最後に今後の各々の作業分担や段取りを確認し、クミの爆弾製作のリードタイムを最大限に考慮して、爆破決行は今から16時間後に決定した。睡眠については、その時刻に合うように各自適宜調整して取るということになる。
やっと会議も終わり、一同解散となるや否や、僕は家電売場へ向かうべく、そそくさと“本部”を後にした。去り際にクミが先輩に何やら話しかけているのが見えたが、僕には関係ないものと決め込んで、あの愛しい冷蔵庫へと脇目もふらずに向かっていった。
「テケ松!!」
遠くで先輩が僕を呼んでいる気がする。気のせいだろうか。気のせいに違いない。これは日常的にパワハラを受けるストレスにより、歪んでしまった精神状態が生み出す幻聴なのだ。そうに決まっている。
「おい、テケ松!!戻ってこい!!」
しつこい幻聴だが、世の中には放っておけない幻聴もある。僕は「はあ〜」と大きな溜息をつくと、先輩の従順なるしもべ妖精としての使命をまっとうすべく、“本部”へと引き返していった。
「ドクミが採寸が必要だって言うからさ」
戻った僕に先輩からかけられた言葉は、一部納得がいかないものだった。
クミが爆弾を製作する上で、あらかじめ天井の隙間の縦幅を知る必要があることは分かる。当然そこに引っかかって穴に投入出来ないと困るからだ。
問題は採寸をする人選である。
まず小糸さんは有無を言わせず除外だ。妊婦に腹這いをさせる訳にはいかないし、何より先輩が飛んでいる間鍋を叩く必要がある。先輩については背中の翼が邪魔をして入れなかったと本人が語っていた。うさぎは本番での潜入メンバーではあるが、ちゃんと採寸なんてことが出来るのか心許ない。
残るは僕とクミである。
結局腹這いで進むわけで、この場合下半身の有無は関係ない。つまり僕をわざわざ呼び戻さなくても、クミがそれをやるという選択肢もあったのではないだろうか?
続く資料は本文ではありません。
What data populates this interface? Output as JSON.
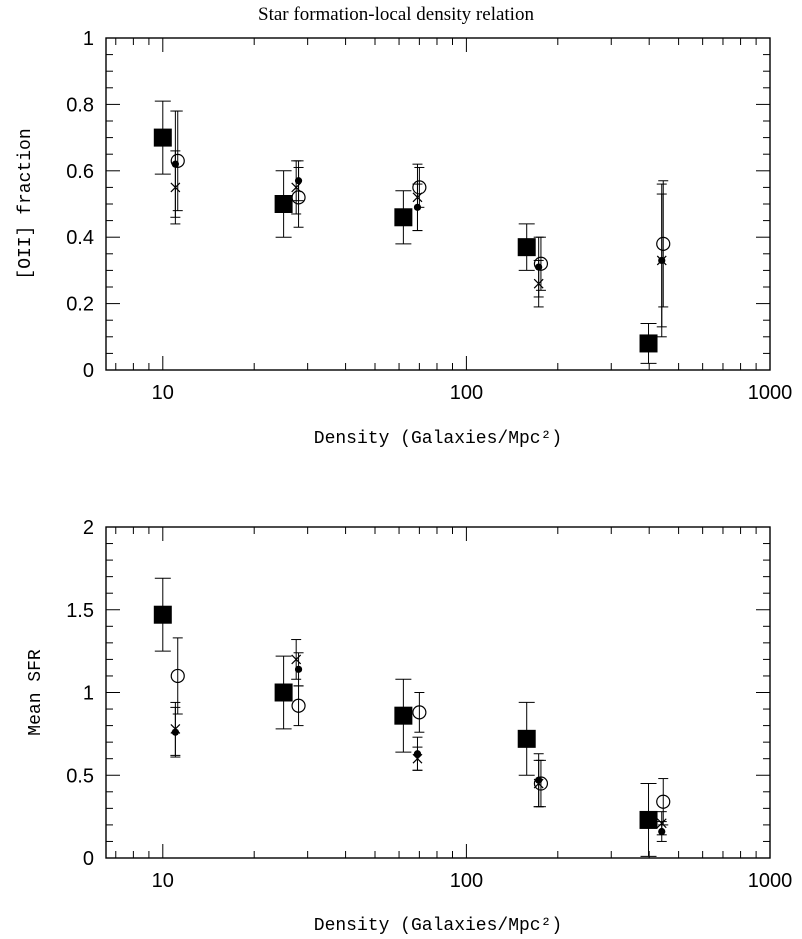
{
  "title": "Star formation-local density relation",
  "chart_data": [
    {
      "type": "scatter",
      "xscale": "log",
      "xlim": [
        6.5,
        1000
      ],
      "ylim": [
        0,
        1
      ],
      "xlabel": "Density (Galaxies/Mpc²)",
      "ylabel": "[OII] fraction",
      "x_tick_labels": [
        "10",
        "100",
        "1000"
      ],
      "x_tick_values": [
        10,
        100,
        1000
      ],
      "y_tick_labels": [
        "0",
        "0.2",
        "0.4",
        "0.6",
        "0.8",
        "1"
      ],
      "y_tick_values": [
        0,
        0.2,
        0.4,
        0.6,
        0.8,
        1
      ],
      "series": [
        {
          "marker": "filled-square",
          "x": [
            10,
            25,
            62,
            158,
            398
          ],
          "y": [
            0.7,
            0.5,
            0.46,
            0.37,
            0.08
          ],
          "err": [
            0.11,
            0.1,
            0.08,
            0.07,
            0.06
          ]
        },
        {
          "marker": "open-circle",
          "x": [
            11.2,
            28,
            70,
            176,
            445
          ],
          "y": [
            0.63,
            0.52,
            0.55,
            0.32,
            0.38
          ],
          "err": [
            0.15,
            0.09,
            0.06,
            0.08,
            0.19
          ]
        },
        {
          "marker": "cross",
          "x": [
            11,
            27.5,
            69,
            173,
            440
          ],
          "y": [
            0.55,
            0.55,
            0.52,
            0.26,
            0.33
          ],
          "err": [
            0.11,
            0.08,
            0.1,
            0.07,
            0.2
          ]
        },
        {
          "marker": "filled-dot",
          "x": [
            11,
            28,
            69,
            173,
            440
          ],
          "y": [
            0.62,
            0.57,
            0.49,
            0.31,
            0.33
          ],
          "err": [
            0.16,
            0.06,
            0.07,
            0.09,
            0.23
          ]
        }
      ]
    },
    {
      "type": "scatter",
      "xscale": "log",
      "xlim": [
        6.5,
        1000
      ],
      "ylim": [
        0,
        2
      ],
      "xlabel": "Density (Galaxies/Mpc²)",
      "ylabel": "Mean SFR",
      "x_tick_labels": [
        "10",
        "100",
        "1000"
      ],
      "x_tick_values": [
        10,
        100,
        1000
      ],
      "y_tick_labels": [
        "0",
        "0.5",
        "1",
        "1.5",
        "2"
      ],
      "y_tick_values": [
        0,
        0.5,
        1,
        1.5,
        2
      ],
      "series": [
        {
          "marker": "filled-square",
          "x": [
            10,
            25,
            62,
            158,
            398
          ],
          "y": [
            1.47,
            1.0,
            0.86,
            0.72,
            0.23
          ],
          "err": [
            0.22,
            0.22,
            0.22,
            0.22,
            0.22
          ]
        },
        {
          "marker": "open-circle",
          "x": [
            11.2,
            28,
            70,
            176,
            445
          ],
          "y": [
            1.1,
            0.92,
            0.88,
            0.45,
            0.34
          ],
          "err": [
            0.23,
            0.12,
            0.12,
            0.14,
            0.14
          ]
        },
        {
          "marker": "cross",
          "x": [
            11,
            27.5,
            69,
            173,
            440
          ],
          "y": [
            0.78,
            1.2,
            0.6,
            0.45,
            0.21
          ],
          "err": [
            0.16,
            0.12,
            0.07,
            0.14,
            0.07
          ]
        },
        {
          "marker": "filled-dot",
          "x": [
            11,
            28,
            69,
            173,
            440
          ],
          "y": [
            0.76,
            1.14,
            0.63,
            0.47,
            0.16
          ],
          "err": [
            0.15,
            0.1,
            0.1,
            0.16,
            0.06
          ]
        }
      ]
    }
  ]
}
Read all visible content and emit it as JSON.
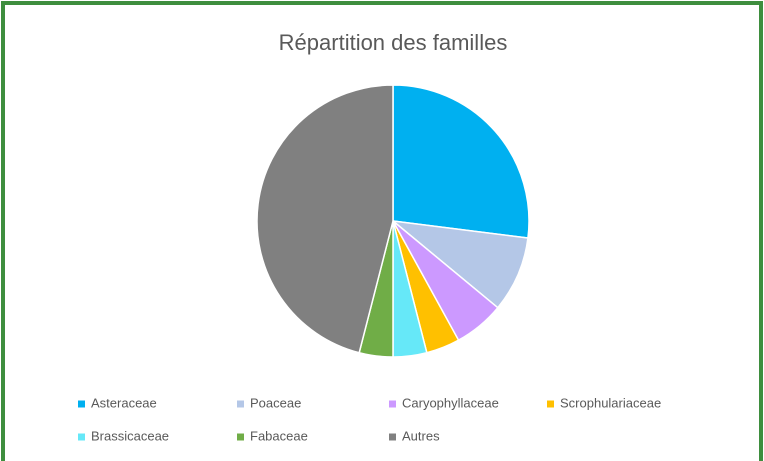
{
  "chart_data": {
    "type": "pie",
    "title": "Répartition des familles",
    "categories": [
      "Asteraceae",
      "Poaceae",
      "Caryophyllaceae",
      "Scrophulariaceae",
      "Brassicaceae",
      "Fabaceae",
      "Autres"
    ],
    "values": [
      27,
      9,
      6,
      4,
      4,
      4,
      46
    ],
    "colors": [
      "#00b0f0",
      "#b4c7e7",
      "#cc99ff",
      "#ffc000",
      "#66e8f8",
      "#70ad47",
      "#808080"
    ],
    "legend": "bottom"
  }
}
しかし僕とクミでは今回のミッションへの貢献度が段違いである。本来であれば自分の立場を自覚して、「言われたことは何でもやらせていただきます」という態度であるべきなのだろうが、この時の僕は眠いところを呼び戻されたことで不機嫌の極みであった。
「あの……その採寸はクミちゃんじゃダメだったんですか?」
「ああ?」
また先輩が阿修羅モードにシフトチェンジし、一瞬にして僕は自分の発言を後悔した。さすがに殴られることはないだろうが無意識に身を固くすると、先輩がぼそりと一言口にした。
「重さだよ」
なるほど僕は、先輩による天井への運搬を計算に入れてなかった。
僕やうさぎであれば抱えて飛ぶことが出来るが、クミの重さでは難しいというところだろう。
クミを見るとやはり女の子だと言うべきか、重めな扱いをされた恥ずかしさと先輩に説明されないと分からない僕の無神経に対する苛立ちで、こちらを睨んでいるような気がする。恐らく女性というものは、風呂を覗いた犯人にこういう顔をするのかも知れない。
こうして採寸オーディションに見事勝ち抜いた僕は、先輩に抱えられて天井へと飛ぶことが決定した。
安息の冷蔵庫への道のりは、またひとつ遠ざかった。